Trust students. Respect students. Give extensions, no questions asked, no doctor's note needed. Grade their learning. We do not know what students are surviving. We do not need to know what traumas, secrets, family turmoil might underlie and inspire their use of the word 'sick.' https://twitter.com/CarleighBaker/status/1199367829247496192
I stopped penalizing students for late assignments. Instead, I discuss the *reasons* for deadlines--to pace their learning, to contribute to the class, to pace my responses, which in turn aid their next work.

We learn as a community.

I now receive more assignments on time.
And what about the "real" world? Students bring their worlds to the classroom. This includes rape, forced migration, colonialism, genocide.

They don't need my punitive patronizing lessons on "realness."
They are commuting, balancing jobs, childcare, eldercare. They have disabilities and illnesses, some of which have not yet been sanctioned by the settler medical system (and I care about their experiences, their insight with and through struggle, not a diagnostic manual).
I honour specific requirements for disabilities, and receive and work with the paperwork, but I *centre disabled learning* as an intellectual and ethical framework, as a place of insight and resistance, rather than shuffle it to the individualizing and exceptional sidelines.
Finally, I speak directly about how to negotiate deadlines professionally in the so-called real world, or the worlds I inhabit, which includes fixed deadlines (for grants) & more flexible ones (publishing).

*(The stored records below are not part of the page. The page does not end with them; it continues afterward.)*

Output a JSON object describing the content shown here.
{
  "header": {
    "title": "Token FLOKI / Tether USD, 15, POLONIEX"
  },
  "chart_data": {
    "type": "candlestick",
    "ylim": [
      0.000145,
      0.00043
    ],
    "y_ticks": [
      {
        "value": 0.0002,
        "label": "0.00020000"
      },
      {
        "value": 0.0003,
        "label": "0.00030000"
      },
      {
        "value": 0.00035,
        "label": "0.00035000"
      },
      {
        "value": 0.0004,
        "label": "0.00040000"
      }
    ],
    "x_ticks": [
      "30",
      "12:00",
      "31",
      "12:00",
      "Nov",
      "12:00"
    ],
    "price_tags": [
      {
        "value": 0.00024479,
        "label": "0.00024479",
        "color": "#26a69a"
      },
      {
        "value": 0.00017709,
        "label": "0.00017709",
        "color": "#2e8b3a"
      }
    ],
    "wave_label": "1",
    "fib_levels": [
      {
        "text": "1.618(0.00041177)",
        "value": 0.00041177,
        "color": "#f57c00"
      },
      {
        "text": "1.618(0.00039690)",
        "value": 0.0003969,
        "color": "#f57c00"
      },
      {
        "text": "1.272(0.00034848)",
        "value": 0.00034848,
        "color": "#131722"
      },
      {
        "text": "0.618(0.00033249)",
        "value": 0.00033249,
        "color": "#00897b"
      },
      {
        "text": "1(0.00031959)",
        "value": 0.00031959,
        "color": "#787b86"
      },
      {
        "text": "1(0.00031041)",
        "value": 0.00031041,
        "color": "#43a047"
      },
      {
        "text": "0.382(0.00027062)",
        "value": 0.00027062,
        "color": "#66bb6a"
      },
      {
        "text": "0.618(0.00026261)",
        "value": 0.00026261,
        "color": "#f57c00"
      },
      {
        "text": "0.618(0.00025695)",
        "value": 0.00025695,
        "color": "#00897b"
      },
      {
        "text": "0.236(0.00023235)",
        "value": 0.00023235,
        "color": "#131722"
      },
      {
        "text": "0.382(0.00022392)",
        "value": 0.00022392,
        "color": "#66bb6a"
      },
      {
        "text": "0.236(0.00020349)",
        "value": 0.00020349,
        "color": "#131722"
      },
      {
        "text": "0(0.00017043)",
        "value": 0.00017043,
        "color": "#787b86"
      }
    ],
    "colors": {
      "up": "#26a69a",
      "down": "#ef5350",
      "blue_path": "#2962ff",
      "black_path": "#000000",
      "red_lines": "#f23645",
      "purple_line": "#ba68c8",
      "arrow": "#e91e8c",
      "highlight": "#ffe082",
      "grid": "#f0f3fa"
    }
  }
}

How balance the requirements? How communicate when I cannot meet them?
Just today I spoke to students about my disability and why I disclose I have one (so that I can model for them that disabled teachers exist and thrive) and about why I choose not to say anything more specific, not in the classroom, not yet.
I simply said I needed them to think with me because I was having a hard day in terms of my disability, and in this way I mirrored that human weakness is welcome in my classroom and that thought is something *we do together.*

Disability can profoundly reveal this gift.